Moody's said the GIBs asset quality will remain strong, but could see some deterioration -- particularly in the areas of leveraged lending, energy & commodities and emerging markets.
While an expected increase in US interest rates will alleviate some margin pressure and provide slight improvements in revenue from the banks' fixed-income, commodities and currency trading businesses, Moody's analysts said banks' struggle to generate satisfactory earnings will continue.
"The global banking regulatory changes since 2008 have driven US and European investment banks to strengthen their capital, liquidity and leverage profiles, but most are still struggling to earn their cost of capital as they face tepid global growth and increased compliance costs," said Moody's Managing Director Robert Young.

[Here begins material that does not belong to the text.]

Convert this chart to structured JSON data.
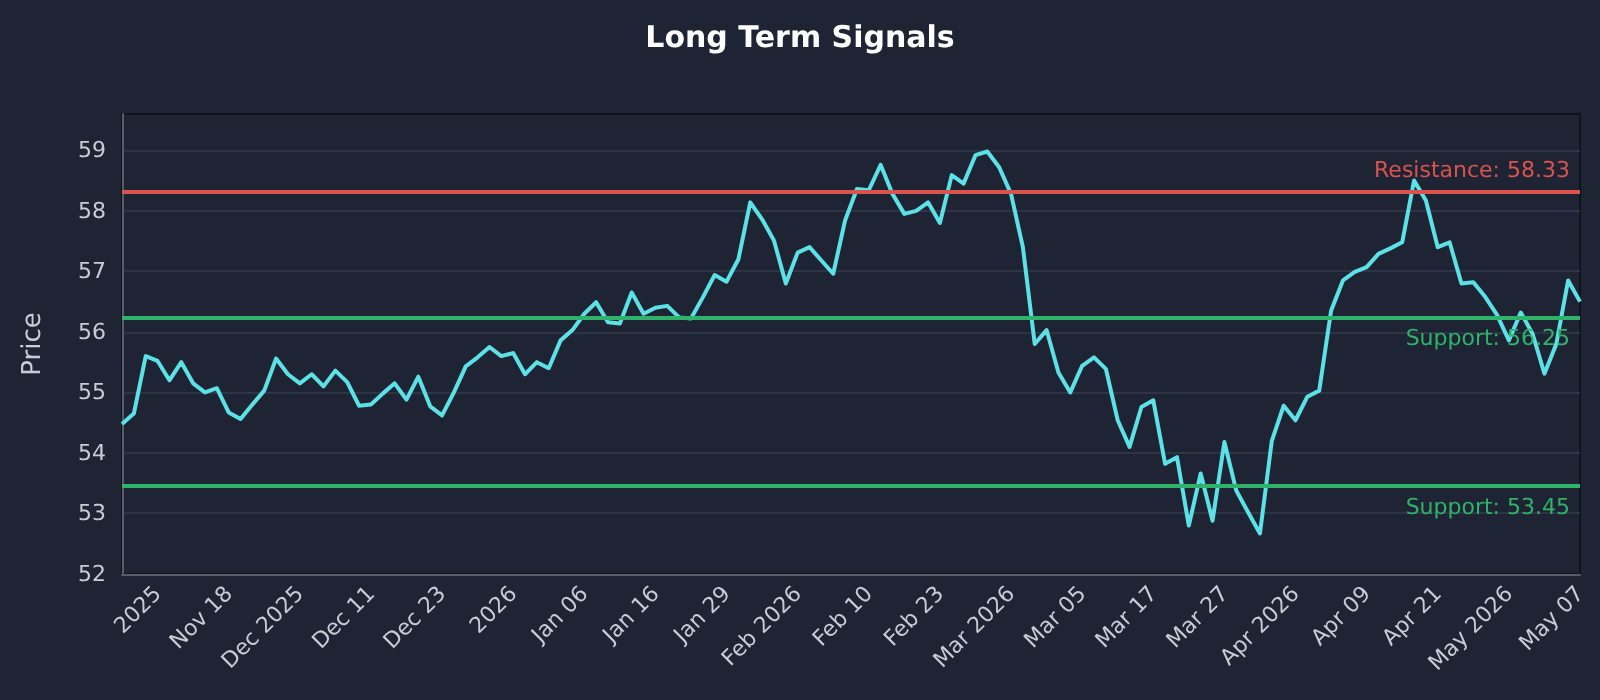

The challenging operating environment for the GIBs' capital markets franchises will lead to further emphasis on investing in technology and pursuing less capital- and people-intensive business models. Moody's said the banks' focus on improving efficiency will continue driving efforts to alter business mix by reducing geographic footprint, exiting high-capital intensity businesses and running off legacy portfolios.
"Revenue headwinds and ongoing regulatory pressures have left global investment banks with limited options," said Young. "For management, business restructuring and expense reduction are the key remaining levers to drive improved returns."
Moody's said the GIBs will continue to grapple with ongoing probes and litigation regarding legacy conduct and market practices; however, their litigation risks, albeit presenting ongoing drains on profitability, will remain manageable. Since 2008, the banks have recorded around USD219 billion in litigation provisions -- two-thirds of which are attributed to the US GIBs, who had higher exposures to US mortgages and started to provision for related litigation earlier than their European peers.